The Medicines and Healthcare products Regulatory Agency (MHRA) is responsible for ensuring that medicines, medical devices, and blood components for transfusion meet applicable standards of safety, quality, and efficacy. The MHRA rigorously assesses available data, including from the Yellow Card scheme, and seeks advice from the Commission on Human Medicines, the MHRA’s independent advisory committee, where appropriate, to inform regulatory decisions including amending the product information.
The MHRA has received a total of four United Kingdom reports through the Yellow Card scheme associated with the reaction term Post 5-Alpha Reductase Inhibitor Syndrome from 1 January 2019 up to and including 4 February 2026. The following table shows a yearly breakdown of reports associated with Post 5-Alpha Reductase Inhibitor Syndrome:
Year | Number of Reports |
2023 | 1 |
2025 | 3 |
Total | 4 |
In addition, the following table shows a yearly breakdown of reports received by substance associated with Post 5-Alpha Reductase Inhibitor Syndrome:
| Year | |
Substance Group Name | 2023 | 2025 |
FINASTERIDE | 1 | 3 |
RAMIPRIL |
| 1 |
FLUVASTATIN |
| 1 |
TAMSULOSIN |
| 1 |
Please note that each report may list more than one suspect drug. Therefore, the total number of reports received cannot be accurately derived from the figures presented in the above table.

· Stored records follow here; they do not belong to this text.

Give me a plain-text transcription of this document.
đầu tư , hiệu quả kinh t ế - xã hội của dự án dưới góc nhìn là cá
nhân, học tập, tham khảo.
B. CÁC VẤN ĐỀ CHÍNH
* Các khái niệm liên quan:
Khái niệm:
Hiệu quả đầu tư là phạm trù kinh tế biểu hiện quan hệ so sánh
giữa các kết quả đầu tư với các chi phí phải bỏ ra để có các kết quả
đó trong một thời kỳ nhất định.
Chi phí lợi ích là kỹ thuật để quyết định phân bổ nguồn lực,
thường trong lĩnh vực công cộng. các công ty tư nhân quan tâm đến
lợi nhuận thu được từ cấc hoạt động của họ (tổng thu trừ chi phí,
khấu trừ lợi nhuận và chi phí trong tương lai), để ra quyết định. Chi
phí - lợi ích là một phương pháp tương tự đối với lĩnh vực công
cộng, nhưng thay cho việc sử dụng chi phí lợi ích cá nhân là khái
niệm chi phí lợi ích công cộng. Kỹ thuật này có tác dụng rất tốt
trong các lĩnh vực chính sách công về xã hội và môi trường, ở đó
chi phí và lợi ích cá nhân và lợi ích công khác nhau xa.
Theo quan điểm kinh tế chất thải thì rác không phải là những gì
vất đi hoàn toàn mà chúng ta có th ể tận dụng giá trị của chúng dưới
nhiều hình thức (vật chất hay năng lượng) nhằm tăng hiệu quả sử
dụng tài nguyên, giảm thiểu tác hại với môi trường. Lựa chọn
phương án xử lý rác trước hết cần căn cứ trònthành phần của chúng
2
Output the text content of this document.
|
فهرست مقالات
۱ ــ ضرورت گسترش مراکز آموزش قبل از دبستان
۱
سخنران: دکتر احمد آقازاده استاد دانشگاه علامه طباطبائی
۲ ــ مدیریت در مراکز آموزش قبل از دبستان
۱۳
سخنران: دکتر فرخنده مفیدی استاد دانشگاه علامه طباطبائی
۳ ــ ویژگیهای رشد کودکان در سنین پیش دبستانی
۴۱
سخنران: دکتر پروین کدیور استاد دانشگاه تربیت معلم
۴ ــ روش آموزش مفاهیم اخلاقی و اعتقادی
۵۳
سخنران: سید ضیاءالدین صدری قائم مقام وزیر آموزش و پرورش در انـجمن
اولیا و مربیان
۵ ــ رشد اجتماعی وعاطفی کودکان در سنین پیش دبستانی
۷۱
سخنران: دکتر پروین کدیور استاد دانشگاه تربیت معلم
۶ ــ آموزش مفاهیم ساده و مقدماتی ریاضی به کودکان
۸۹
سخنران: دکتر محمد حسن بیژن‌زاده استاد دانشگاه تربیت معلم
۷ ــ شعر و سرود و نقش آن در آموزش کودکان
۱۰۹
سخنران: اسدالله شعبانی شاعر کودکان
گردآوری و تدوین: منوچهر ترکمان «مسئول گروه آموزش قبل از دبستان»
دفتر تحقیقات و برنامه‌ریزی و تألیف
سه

It is important to note that anyone can report to the MHRA’s Yellow Card scheme and the recording of these reports in the Yellow Card database does not necessarily mean that the adverse reactions have been caused by the suspect drug. Many factors must be considered in assessing causal relationships, including temporal association, the possible contribution of concomitant medication, and the underlying disease. We encourage reporters to report suspected adverse reaction reports, as the reporter does not have to be sure of a causal association between the drug and the reactions, a suspicion will suffice.
The number of reports received cannot be used as a basis for determining the incidence of a reaction, as neither the total number of reactions occurring, nor the number of patients using the drug, is known.